Stomp Audio Unveils the Octopus Octaver

A monophonic octave pedal that uses an analog circuit.

Belo Horizonte, Brazil (December 15, 2016) -- Adding to the company’s well-established line of boutique guitar pedals, Stomp Audio Labs has unveiled their new effect, the Octopus, an analog octaver. The Octopus is a monophonic octave pedal that uses an analog circuit to produce lower and higher octaves. That is, your signal is never converted into zeros. The octave-down is a strong, full-bodied bass as the octave-up is a sharp treble.

As it is monophonic, it traces one note at a time - especially when using the lower octave. The truth is, you will not need to play more notes when it’s playing for you, filling the sound spectrum with its octaves and their harmonics. It traces skillfully the largest part of the scale, especially the area between the 5th and 17th houses, which respond very well to both octaves. Also a stunner on the bass, generating that sub-grave staggering bass.
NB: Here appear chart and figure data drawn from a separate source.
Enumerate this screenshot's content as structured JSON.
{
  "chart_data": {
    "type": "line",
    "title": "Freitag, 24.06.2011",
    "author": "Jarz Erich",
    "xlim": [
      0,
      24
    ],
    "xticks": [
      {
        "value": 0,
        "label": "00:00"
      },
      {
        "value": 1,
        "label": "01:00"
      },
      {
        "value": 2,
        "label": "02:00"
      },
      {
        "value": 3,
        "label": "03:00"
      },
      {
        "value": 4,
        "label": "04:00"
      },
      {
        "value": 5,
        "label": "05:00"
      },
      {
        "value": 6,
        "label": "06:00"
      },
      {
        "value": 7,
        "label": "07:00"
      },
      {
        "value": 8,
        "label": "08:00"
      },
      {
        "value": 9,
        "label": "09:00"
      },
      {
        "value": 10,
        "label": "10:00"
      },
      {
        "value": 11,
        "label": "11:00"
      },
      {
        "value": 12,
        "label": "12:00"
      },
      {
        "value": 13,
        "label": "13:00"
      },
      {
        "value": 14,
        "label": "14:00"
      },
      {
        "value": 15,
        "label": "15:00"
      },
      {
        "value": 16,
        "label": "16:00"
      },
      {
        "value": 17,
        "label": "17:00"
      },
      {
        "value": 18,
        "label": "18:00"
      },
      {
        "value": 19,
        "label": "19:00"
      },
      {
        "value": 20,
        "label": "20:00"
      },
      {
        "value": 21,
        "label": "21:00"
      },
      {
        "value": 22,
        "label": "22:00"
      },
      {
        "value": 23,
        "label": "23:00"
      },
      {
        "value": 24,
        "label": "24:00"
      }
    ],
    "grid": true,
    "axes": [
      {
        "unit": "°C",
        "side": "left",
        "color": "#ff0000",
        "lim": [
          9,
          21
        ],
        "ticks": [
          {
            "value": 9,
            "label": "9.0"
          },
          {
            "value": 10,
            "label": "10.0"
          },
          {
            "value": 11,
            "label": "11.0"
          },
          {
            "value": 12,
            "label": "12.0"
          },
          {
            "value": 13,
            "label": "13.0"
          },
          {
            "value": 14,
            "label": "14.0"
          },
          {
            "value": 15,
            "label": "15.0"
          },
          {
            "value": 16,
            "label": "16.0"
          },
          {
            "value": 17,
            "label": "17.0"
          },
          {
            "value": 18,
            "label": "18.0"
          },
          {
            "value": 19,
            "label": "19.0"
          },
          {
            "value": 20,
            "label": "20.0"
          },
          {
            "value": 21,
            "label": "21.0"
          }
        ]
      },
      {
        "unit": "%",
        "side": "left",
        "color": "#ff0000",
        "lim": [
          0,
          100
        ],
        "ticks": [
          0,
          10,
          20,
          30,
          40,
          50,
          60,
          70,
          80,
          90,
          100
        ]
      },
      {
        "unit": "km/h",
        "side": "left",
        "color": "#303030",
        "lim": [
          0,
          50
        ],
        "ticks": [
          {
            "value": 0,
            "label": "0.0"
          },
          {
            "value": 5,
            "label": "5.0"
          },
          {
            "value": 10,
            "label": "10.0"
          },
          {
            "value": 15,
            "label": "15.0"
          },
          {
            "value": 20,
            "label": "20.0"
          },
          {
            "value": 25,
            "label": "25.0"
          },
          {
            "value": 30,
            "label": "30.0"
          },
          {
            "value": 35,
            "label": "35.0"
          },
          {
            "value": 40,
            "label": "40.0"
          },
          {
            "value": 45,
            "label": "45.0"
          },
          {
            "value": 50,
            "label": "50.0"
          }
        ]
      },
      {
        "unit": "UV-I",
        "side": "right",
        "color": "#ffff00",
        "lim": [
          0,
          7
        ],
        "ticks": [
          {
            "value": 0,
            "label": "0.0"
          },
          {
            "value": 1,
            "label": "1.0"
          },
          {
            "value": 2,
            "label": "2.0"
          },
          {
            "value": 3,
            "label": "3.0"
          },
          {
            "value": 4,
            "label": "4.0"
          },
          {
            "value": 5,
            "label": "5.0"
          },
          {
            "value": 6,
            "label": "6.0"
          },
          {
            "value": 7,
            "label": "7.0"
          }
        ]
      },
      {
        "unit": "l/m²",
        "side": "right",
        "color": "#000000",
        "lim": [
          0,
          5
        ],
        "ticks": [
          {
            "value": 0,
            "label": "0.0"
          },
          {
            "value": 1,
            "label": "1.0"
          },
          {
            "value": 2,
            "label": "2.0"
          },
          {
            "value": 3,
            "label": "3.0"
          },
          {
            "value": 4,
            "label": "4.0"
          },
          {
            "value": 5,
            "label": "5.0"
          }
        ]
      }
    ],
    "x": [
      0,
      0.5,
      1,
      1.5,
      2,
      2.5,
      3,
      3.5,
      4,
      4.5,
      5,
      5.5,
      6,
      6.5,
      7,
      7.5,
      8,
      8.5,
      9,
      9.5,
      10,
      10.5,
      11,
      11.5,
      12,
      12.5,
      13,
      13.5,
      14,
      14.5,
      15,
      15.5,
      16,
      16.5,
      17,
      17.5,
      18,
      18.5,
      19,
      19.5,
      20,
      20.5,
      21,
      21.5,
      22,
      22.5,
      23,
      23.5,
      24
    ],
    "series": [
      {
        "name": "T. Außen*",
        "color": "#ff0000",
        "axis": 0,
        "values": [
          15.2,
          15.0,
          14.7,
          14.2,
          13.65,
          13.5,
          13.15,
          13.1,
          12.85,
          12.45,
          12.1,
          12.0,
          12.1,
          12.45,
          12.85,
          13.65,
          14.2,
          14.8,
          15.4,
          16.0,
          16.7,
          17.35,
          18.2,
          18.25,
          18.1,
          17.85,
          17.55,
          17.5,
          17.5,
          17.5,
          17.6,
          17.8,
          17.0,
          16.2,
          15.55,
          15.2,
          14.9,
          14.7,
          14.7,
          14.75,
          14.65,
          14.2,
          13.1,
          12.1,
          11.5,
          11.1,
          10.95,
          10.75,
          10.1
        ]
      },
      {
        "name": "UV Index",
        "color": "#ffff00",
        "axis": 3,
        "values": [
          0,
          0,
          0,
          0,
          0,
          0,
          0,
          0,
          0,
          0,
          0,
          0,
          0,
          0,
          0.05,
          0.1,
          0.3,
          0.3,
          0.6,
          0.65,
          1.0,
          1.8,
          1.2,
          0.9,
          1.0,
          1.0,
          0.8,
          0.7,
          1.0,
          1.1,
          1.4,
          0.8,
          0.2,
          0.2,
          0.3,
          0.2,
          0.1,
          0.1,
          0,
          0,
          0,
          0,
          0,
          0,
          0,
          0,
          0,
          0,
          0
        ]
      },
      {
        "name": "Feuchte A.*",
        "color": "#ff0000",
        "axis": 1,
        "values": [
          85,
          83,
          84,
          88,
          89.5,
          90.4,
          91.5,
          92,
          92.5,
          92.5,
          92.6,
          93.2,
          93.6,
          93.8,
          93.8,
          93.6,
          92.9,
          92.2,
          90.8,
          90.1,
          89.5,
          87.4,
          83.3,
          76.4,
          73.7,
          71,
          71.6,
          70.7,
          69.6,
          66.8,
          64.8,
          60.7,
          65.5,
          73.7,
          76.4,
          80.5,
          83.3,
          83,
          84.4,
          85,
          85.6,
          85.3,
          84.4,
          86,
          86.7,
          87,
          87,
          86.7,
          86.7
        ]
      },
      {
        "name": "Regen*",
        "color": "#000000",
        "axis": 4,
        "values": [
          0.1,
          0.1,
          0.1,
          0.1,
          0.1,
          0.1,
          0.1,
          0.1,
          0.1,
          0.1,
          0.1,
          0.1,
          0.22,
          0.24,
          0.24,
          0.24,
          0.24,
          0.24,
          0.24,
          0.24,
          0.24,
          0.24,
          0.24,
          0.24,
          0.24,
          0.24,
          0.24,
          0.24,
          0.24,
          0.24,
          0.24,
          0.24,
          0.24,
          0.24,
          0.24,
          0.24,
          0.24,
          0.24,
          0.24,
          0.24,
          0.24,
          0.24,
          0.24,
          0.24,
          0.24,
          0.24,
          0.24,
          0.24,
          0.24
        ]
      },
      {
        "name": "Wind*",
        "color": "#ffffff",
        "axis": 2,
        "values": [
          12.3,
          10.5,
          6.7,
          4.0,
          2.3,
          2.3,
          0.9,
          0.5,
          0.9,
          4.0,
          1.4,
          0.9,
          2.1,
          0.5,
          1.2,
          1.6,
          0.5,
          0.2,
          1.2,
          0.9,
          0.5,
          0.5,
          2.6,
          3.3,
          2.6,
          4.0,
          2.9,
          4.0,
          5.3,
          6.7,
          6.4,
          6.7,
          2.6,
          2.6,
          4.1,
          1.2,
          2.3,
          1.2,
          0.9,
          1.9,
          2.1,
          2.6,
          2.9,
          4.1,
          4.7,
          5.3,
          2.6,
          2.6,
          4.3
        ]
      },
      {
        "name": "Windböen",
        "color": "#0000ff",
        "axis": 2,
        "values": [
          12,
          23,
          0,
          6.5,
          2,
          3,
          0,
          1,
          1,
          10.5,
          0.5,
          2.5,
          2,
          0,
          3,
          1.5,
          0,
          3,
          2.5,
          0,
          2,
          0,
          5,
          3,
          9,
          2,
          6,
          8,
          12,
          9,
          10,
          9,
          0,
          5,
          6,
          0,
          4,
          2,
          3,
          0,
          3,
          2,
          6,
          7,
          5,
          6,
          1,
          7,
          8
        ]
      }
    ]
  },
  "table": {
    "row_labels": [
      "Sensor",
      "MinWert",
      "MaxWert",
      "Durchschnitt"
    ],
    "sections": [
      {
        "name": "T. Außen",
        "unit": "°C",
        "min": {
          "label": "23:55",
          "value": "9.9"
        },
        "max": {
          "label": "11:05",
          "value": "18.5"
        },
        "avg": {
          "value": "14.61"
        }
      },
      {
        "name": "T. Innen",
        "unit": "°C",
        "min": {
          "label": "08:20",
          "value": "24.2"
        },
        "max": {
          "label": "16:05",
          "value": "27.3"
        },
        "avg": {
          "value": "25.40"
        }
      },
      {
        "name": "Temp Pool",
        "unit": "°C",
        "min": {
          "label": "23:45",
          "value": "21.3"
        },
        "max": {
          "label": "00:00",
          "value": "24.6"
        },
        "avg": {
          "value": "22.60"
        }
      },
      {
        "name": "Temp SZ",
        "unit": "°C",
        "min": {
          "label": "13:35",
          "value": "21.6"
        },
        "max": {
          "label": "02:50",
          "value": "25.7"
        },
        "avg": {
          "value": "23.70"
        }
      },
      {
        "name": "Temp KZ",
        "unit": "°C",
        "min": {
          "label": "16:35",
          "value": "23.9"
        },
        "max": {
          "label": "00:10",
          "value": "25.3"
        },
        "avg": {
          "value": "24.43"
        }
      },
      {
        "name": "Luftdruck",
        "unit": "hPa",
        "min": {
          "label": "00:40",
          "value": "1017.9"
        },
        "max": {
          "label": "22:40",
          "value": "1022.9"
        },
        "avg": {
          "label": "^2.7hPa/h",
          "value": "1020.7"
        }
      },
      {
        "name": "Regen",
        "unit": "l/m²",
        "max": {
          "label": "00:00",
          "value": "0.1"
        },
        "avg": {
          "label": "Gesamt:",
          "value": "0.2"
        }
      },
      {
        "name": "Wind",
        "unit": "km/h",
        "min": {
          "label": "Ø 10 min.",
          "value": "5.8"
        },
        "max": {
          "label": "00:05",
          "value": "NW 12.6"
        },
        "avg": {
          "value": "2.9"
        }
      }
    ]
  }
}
The sound of Octopus is absolutely more interesting than all the digital octavers out there. It’s bass octave is insanely fat and organic, it really sounds like a strong bass, or a 2.5 to 5.4 magnitude earthquake depending on the frequency. The sound of its treble octave goes from a behaved tone to that strident octave, well noticed and full of harmonics, more like a '60s fuzz. This natural versatility contrasts with the tone of digital octavers, that sound artificial and sterile.

All controls are very intuitive: there is one volume control for each octave and a mix of the clean signal with the complete octaved signal. That way you can put exactly how much of every octave you want. In addition, each octave has a small button that changes its mode, going from clean to dirty.

With the octave-up, the sound has a bit of a drive, but it’s still well behaved. When you press the button, the Fuzz mode is turned on, it generates a LOT of gain on that drive, turning that octave into an octafuzz that is sent right back to the psychedelic solos of the '60s.

With the octave-down, the sound is naturally very clean, it organically reproduces the tone of each instrument and their peculiarities. When the button is pressed, the Synth mode is turned on, the octaved signal becomes a square wave, super compressed and full of harmonics. This tone comes straight from the '70s analog synthesizers, which use the same kind of sound-generating technology, ranging from a crazy fuzz to an 8-bit video game from the '90s. Either way, you can still select the amount of the octave you want in your signal, depending on your taste.

The Octopus is a pedal with an interesting and unique sound, it manages to be versatile enough to create a very clean and subtle octaves, until some exotic alien sounds.